After ads from Prada and Gucci, Content opens with a message from the government of the Netherlands welcoming the new member states to the European Union: “Say Yes to everything!” If free-floating Dutch starchitect Rem Koolhaas and his Office for Metropolitan Architecture have any operating principle at all, it is this policy of dogged exploration and affirmation. Content is an ecstatic, rampaging account of OMA’s recent “architectural adventures,” which include the Prada store in Soho and the canceled hotel on Astor Place.

Like the fragile, tumultuous “¥E$ world” of the free market in which Content so ambivalently and desperately participates, this bookazine is an unstable, throwaway product. The design is deliberately tabloid-trashy, even reckless. “Architecture is too slow,” Koolhaas writes in a typically lucid and prickly essay (nearly every other Content writer imitates his style). With the creation of the think tank AMO, Koolhaas wants to make architecture “a way of thinking about anything”—the iconography of the European Union, interior design with Martha Stewart, the rebranding of Wired magazine, American imperialism, reality TV. This extension of architecture’s reach into sociology and geopolitics demands an accessible and exhilarating format, and it’s Content‘s most generous gesture. Occasionally the embrace is overwhelming. Content‘s mania for full dis- closure (the humility beneath the bravado) means that sometimes all the thinking is done for you, and the speedy approach persistently turns slapdash: Many of the graphics don’t do justice to fascinating demographic data.

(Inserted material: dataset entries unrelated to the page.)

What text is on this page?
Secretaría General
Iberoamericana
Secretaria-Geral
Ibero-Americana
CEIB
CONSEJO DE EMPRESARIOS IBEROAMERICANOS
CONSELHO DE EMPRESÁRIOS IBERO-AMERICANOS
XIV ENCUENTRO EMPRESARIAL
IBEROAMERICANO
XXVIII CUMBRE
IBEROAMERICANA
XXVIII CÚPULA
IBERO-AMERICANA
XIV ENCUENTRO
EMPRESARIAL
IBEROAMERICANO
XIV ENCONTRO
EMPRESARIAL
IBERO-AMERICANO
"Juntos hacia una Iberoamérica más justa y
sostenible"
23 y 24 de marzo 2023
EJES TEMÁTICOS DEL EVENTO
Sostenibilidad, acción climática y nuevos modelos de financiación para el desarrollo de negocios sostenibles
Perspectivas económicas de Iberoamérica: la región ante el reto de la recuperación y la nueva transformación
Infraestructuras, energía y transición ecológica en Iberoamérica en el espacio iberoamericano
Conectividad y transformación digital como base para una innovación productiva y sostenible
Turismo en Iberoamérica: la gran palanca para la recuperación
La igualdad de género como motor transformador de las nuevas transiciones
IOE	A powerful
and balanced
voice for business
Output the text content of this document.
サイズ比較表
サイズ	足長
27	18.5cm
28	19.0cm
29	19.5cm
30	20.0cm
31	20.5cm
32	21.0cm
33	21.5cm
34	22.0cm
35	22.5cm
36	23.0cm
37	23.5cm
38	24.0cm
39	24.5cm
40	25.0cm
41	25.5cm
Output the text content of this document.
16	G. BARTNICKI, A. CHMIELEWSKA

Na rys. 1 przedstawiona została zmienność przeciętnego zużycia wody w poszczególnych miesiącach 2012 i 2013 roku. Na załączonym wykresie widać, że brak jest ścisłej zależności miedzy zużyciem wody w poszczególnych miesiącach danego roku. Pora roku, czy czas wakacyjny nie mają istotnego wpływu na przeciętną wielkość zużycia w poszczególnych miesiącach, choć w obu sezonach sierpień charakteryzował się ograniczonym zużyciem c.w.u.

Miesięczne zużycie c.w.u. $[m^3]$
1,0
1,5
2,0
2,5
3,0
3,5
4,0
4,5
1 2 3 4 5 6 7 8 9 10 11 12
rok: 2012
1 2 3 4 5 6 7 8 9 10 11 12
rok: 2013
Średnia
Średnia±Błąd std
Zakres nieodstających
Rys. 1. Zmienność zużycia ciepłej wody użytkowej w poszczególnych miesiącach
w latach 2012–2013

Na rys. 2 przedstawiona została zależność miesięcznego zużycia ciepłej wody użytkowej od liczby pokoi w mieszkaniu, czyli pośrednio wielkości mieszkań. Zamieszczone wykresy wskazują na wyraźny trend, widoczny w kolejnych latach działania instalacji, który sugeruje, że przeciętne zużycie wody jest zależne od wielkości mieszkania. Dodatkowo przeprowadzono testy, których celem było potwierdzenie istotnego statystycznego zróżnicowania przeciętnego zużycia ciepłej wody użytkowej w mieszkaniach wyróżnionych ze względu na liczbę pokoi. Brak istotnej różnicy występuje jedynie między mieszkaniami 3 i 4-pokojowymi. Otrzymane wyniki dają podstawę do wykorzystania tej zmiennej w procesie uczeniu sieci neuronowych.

The book’s trajectory sweeps from West to East. America’s “preoccupations” since 9-11 have led to political and creative stagnation—the “self-pity of the powerful.” More exciting is the emergence of the “Sino-European bloc.” So instead of seriously competing for the World Trade Center, the Office for Metropolitan Architecture concentrated on the Chinese Central Television headquarters in Beijing. The building, to be completed in 2008, is bigger and more ambitious than anything OMA could do in the West: A loop instead of a skyscraper, it implies flow and interconnectedness rather than hierarchy. The project also pushes OMA into the ethically uncomfortable territory where it is always happiest: a commission from a state-run media organ in a country that has severely curtailed free speech and plenty of labor camps. In a memo, Koolhaas says: “While China might choose to exert some control over content for its internal political stability, it can be the first nation to create truly open standards for its technological infrastructure spreading connectivity and opportunity.” The hope is an honest, risky, and heroic one: OMA could accelerate China’s media modernization, and maybe political freedoms will follow. Say yes to everything!